A major factor driving this stratagem is Islamabad’s growing anxiety over the burgeoning Indo-US alliance. With the aim of transforming India into a frontline state into its military-strategic offensive against China, Washington has showered New Delhi with strategic favours, including access to the Pentagon’s most advanced weaponry, and in the process has overturned the precarious balance of power between South Asia’s rival nuclear-armed states.

Over the past decade, and in particular since 2014, Pakistan, in the name of the “war on terror,” has become increasingly militarized.

The military has repeatedly intervened in FATA, mounting dragnet security sweeps, carpet-bombing alleged terrorist positions, and imposing colonial-style collective punishments on entire villages.

In Balochistan, it is waging a dirty counterinsurgency war that has resulted in thousands of disappearances.

In 2014, the military occupied the North Waziristan tribal agency, ordering the entire population of more than one million to evacuate and declaring that anyone who did not would be considered a terrorist. Six months later, following a brutal Dec. 2014 TPP terrorist attack on a school, the military prevailed on the government to give it sweeping new powers of arrest and detention and the power to try civilians accused of terrorism in military courts. The government also lifted a ban on executions.

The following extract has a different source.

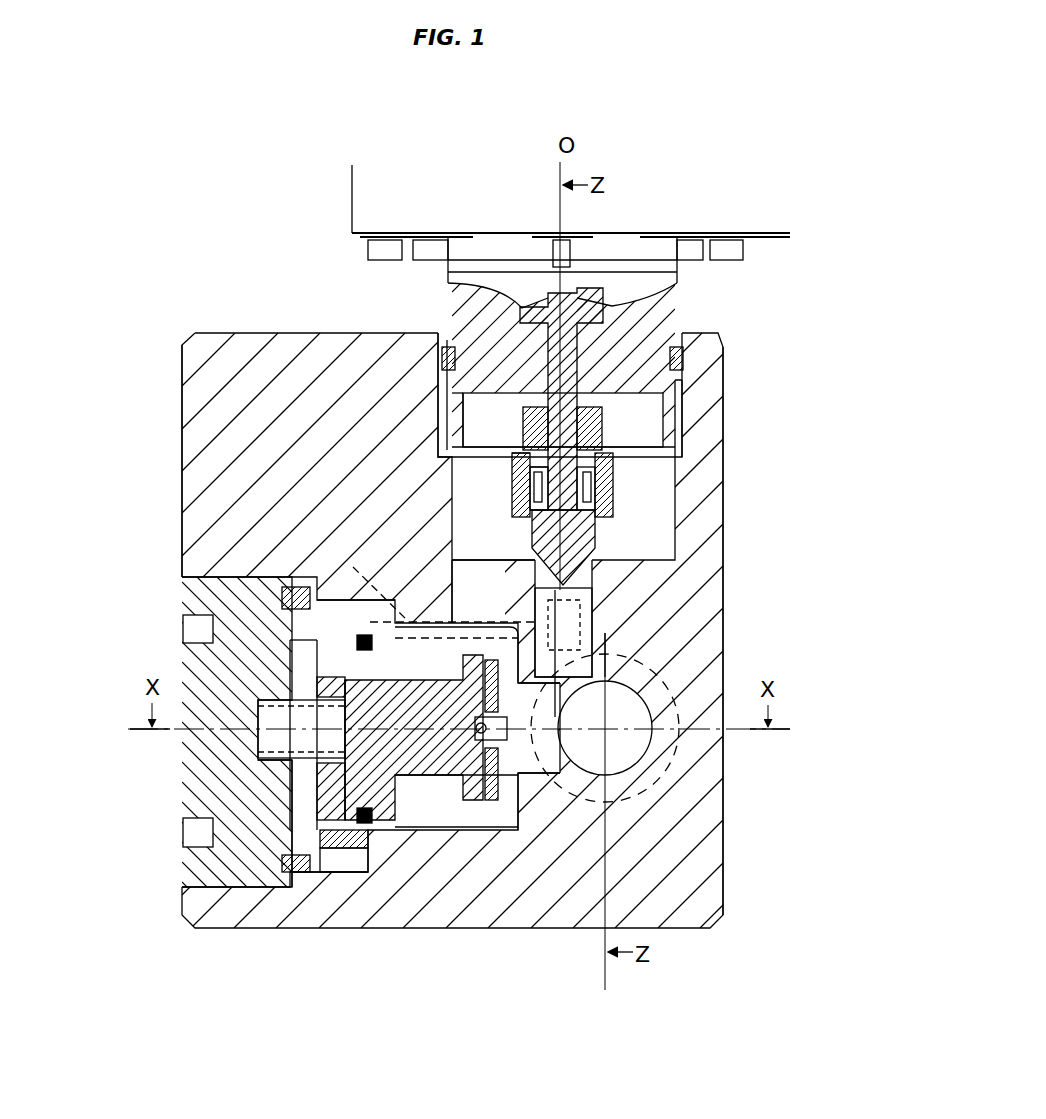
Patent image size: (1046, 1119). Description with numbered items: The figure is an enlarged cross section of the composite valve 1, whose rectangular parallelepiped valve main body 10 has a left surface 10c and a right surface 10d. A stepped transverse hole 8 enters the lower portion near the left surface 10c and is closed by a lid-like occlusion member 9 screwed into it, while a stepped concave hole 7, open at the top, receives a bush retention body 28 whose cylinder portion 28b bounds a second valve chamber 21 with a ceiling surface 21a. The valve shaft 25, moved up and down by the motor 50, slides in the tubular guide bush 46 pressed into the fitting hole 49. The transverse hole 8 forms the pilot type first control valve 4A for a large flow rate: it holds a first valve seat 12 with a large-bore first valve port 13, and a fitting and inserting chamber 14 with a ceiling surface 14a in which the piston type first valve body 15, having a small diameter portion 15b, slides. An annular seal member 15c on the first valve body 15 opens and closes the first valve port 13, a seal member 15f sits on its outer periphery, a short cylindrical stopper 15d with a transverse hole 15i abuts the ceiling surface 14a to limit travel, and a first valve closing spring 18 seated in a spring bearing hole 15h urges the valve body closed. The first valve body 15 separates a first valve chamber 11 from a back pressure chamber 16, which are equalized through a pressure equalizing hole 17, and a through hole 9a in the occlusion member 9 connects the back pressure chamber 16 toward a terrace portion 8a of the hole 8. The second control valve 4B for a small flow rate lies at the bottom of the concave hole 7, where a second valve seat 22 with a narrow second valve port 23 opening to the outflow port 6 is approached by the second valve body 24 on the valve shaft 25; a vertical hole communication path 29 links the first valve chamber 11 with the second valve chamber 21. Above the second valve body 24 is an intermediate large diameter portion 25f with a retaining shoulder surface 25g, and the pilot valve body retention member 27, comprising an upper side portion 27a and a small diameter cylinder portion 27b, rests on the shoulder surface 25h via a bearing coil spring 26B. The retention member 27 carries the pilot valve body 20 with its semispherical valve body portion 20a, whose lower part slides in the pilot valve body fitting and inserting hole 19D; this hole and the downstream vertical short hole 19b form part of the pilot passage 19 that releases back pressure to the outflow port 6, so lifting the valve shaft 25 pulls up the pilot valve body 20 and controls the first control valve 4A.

Paramilitary forces under military command are virtually occupying Karachi, the country’s largest city under the guise of maintaining “law and order” and cracking down on “terrorism” and “criminal gangs.” A similar operation was launched in Punjab province following the Easter holiday terrorist attack on a children’s park in Lahore that killed more than 70 people. Following a now well-established pattern, each major terrorist attack is followed by further measures that concentrate draconian powers in the hands of the military and shred basic democratic rights.